Les Rencontres de Dijon se pencheront aussi sur l'exploitation des films en salles et les conditions de distribution des œuvres ?
Il y a un double mouvement de concentration. Sur le parc de salles, il y a beaucoup plus d'écrans et moins d'établissements. Et il y a des difficultés de programmation, notamment pour les films d'auteur porteurs, liées à des problématiques de zones et à l'état de la concurrence. Le numérique a facilité un certain nombre de choses, mais on va voir apparaître des phénomènes comme la multidiffusion, et il faut les encadrer. En caricaturant, si les circuits peuvent tout prendre en jouant sur la multidiffusion et la multiprogrammation, cela pourrait se révéler très difficile pour les salles indépendantes. Les VPF étaient un outil, un moyen économique de mutation qui doit s'arrêter. Les outils de régulation, nous en avons : ce sont les engagements de programmation qui concernent actuellement les circuits. Il faudrait peut-être les rendre plus contraignants et les élargir à d'autres que les circuits, les réfléchir par zone géographique et en discuter aussi avec les distributeurs. Si un cinéma art et essai s'engage sur un film pour un certain nombre de semaines, il ne peut le faire qu'au regard du nombre global de copies en circulation pour le film : en fonction de la concurrence et de l'atomisation du public, on ne peut pas s'engager de la même manière. Il faut que le distributeur soit clair sur son plan de sortie et trouver un moyen de faire baisser l'inflation du nombre de copies. Aujourd'hui, on constate, particulièrement sur les films indépendants porteurs, une explosion du nombre de copies, qu'il faut trouver le moyen de réguler. Il y a aussi un problème de profondeur d'exploitation avec une accélération du taux de rotation ces dernières années.

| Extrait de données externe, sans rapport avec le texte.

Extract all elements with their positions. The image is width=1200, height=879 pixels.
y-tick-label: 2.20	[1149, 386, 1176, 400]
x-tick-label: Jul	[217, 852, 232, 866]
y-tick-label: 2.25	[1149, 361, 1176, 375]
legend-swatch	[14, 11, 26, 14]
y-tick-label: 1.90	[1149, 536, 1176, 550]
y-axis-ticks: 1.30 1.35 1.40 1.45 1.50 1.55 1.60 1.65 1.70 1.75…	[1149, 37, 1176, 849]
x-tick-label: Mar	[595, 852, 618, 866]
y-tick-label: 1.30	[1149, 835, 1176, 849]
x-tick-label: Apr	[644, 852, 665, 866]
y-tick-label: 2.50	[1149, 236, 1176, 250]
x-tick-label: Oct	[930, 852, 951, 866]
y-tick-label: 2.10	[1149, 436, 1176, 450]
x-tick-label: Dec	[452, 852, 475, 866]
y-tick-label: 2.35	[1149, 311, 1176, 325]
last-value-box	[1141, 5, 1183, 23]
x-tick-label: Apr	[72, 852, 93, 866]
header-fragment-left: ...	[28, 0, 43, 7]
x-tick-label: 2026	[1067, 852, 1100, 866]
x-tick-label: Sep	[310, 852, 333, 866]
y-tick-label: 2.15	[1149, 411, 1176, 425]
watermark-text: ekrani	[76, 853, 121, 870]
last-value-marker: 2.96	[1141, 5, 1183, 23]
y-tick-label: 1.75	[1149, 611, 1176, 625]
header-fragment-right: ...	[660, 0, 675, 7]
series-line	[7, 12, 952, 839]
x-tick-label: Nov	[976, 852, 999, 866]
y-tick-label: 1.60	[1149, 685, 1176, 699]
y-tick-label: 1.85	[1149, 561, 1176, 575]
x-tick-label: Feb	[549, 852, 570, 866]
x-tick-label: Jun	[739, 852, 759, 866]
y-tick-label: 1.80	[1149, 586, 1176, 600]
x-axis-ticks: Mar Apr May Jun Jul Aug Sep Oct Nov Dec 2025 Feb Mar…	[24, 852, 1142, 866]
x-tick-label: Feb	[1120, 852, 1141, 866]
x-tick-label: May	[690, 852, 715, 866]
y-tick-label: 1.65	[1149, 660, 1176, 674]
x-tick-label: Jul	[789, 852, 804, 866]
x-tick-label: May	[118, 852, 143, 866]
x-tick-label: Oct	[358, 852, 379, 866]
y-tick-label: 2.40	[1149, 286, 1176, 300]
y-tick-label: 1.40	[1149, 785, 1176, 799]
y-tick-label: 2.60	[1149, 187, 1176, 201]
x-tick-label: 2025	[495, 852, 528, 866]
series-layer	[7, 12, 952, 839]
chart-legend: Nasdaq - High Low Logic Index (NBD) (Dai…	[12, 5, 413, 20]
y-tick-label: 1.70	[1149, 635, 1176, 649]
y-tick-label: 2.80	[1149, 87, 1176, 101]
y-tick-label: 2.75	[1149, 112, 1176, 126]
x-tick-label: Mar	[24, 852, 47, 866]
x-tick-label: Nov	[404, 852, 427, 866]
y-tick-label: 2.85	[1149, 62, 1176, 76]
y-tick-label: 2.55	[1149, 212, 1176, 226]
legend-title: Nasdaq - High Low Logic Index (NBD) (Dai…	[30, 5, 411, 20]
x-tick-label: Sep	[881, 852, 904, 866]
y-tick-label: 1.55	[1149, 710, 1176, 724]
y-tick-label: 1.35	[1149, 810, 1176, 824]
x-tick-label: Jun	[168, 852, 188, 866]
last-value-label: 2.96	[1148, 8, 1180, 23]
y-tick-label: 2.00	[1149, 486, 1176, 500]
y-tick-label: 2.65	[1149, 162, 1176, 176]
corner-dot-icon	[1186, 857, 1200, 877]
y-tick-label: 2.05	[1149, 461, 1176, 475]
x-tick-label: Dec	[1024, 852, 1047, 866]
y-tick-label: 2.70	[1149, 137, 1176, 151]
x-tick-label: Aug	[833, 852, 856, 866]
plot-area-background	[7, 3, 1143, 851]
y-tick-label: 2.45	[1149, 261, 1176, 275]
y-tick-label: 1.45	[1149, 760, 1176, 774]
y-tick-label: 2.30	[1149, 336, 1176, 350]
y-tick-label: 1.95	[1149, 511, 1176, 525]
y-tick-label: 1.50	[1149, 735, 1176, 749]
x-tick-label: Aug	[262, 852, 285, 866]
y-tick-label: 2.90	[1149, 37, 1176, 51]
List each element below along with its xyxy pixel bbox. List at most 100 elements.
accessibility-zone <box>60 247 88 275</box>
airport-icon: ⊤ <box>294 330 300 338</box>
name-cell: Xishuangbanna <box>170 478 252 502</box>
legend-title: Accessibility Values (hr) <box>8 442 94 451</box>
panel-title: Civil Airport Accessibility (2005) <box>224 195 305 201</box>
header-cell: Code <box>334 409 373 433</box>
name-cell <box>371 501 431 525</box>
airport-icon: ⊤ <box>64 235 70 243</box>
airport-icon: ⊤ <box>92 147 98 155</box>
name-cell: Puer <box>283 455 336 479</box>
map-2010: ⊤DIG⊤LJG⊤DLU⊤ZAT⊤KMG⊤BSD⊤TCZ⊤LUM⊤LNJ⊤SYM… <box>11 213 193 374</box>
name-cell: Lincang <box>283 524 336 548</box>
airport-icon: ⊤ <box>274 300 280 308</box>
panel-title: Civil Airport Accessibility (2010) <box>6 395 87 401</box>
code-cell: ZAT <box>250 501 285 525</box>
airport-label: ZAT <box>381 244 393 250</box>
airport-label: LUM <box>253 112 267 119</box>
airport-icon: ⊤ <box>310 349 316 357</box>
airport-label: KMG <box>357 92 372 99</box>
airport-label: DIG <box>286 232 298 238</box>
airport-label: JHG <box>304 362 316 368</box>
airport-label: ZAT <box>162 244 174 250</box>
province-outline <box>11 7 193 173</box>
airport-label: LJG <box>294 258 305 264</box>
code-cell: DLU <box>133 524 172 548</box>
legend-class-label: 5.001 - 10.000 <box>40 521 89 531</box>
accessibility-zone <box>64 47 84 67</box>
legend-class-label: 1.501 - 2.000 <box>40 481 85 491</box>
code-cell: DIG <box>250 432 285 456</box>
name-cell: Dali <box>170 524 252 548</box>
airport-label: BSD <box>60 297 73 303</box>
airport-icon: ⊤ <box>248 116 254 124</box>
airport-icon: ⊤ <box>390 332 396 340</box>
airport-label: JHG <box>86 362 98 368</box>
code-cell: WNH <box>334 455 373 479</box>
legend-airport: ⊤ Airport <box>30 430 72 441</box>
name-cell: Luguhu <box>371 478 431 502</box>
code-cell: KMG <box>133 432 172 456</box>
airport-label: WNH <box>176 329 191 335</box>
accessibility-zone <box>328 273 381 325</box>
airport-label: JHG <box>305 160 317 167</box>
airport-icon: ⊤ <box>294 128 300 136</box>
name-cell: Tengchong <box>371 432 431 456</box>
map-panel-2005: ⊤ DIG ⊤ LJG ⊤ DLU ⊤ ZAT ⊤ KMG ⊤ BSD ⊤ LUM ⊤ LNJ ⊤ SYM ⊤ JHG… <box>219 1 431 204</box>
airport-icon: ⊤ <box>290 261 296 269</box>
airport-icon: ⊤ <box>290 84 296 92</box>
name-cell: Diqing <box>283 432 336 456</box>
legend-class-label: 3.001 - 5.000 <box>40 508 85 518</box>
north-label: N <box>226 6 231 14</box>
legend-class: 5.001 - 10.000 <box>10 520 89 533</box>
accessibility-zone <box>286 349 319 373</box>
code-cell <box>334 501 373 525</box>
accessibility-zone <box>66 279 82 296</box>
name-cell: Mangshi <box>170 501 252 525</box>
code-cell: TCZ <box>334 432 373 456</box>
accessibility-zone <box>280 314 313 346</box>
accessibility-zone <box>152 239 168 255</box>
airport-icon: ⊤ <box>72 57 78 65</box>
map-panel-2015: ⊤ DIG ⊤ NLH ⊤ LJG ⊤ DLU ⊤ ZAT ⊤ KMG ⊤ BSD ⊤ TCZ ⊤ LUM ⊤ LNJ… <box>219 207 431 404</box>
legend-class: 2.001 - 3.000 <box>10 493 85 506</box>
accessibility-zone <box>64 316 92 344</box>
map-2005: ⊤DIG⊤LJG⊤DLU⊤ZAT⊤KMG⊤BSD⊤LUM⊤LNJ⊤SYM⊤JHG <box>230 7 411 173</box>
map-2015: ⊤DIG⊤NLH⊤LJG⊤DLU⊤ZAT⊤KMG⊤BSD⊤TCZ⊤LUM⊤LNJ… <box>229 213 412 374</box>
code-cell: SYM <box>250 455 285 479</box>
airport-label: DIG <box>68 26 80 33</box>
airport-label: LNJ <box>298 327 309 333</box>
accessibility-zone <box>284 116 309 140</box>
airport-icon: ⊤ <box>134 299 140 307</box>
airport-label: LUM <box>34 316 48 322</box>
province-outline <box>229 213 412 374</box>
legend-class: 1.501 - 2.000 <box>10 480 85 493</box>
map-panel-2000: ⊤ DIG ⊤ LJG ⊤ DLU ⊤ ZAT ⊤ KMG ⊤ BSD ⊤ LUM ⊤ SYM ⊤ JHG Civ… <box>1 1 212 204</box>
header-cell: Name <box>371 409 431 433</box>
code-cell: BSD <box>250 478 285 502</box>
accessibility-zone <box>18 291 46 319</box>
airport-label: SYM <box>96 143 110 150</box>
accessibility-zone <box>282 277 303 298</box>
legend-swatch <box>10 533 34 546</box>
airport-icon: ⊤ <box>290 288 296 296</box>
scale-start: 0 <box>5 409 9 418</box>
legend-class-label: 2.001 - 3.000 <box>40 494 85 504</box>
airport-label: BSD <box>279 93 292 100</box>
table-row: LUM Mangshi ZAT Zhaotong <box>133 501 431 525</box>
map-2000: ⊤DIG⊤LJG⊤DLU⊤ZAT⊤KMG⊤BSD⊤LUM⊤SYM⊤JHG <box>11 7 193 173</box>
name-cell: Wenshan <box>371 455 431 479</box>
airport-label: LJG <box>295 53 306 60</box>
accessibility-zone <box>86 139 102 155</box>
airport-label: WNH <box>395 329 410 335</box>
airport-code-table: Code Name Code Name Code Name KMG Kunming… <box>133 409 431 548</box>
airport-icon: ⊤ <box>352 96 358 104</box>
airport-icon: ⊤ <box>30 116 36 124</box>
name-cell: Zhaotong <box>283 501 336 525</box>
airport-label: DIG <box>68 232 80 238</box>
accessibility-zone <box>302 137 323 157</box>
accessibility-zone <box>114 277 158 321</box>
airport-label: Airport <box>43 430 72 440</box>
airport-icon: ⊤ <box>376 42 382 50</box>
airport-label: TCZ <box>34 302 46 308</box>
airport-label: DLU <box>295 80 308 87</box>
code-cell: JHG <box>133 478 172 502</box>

Sans que l'on puisse vraiment distinguer la cause des effets, les distributeurs sont quasiment obligés de réfléchir à des plans de sortie sur 15 jours pour rentabiliser au maximum leurs films sur cette période. Car ils savent qu'ils ne pourront pas rester beaucoup plus à l'affiche. On voit des films qui font pourtant des bons scores et qui sont sortis des salles dès leur deuxième semaine. Les distributeurs "bastonnent" donc sur les 15 premiers jours en mettant beaucoup de copies, en dépensant beaucoup de frais d'édition. Il faudrait réduire ce nombre de copies en garantissant aux distributeurs une exploitation plus longue dans le temps.

Jean Labadie (Le Pacte) a dénoncé cet été la très forte baisse d'intensité de la lutte contre le piratage en France ? Qu'en pensez-vous ?
Nous soutenons sa démarche. Il y a un jeu trouble : on nous demande de développer l'offre légale, mais si vous ouvrez un super restaurant et qu'un autre est gratuit juste à côté, personne ne viendra goûter votre menu. Nous avons besoin des deux volets : la protection et le développement. Il y a eu des messages un peu troubles, y compris de la part de la précédente ministre de la Culture, sur la volonté ou non d'être incisif sur le piratage. Car c'est aussi de la communication : le téléchargeur doit savoir qu'il y a une volonté politique de calmer la chose. La Hadopi axe plus ses réflexions sur le développement de l'offre légale, c'est bien, mais c'est un travail que d'autres peuvent faire. Le coeur de sa mission, c'est la riposte graduée.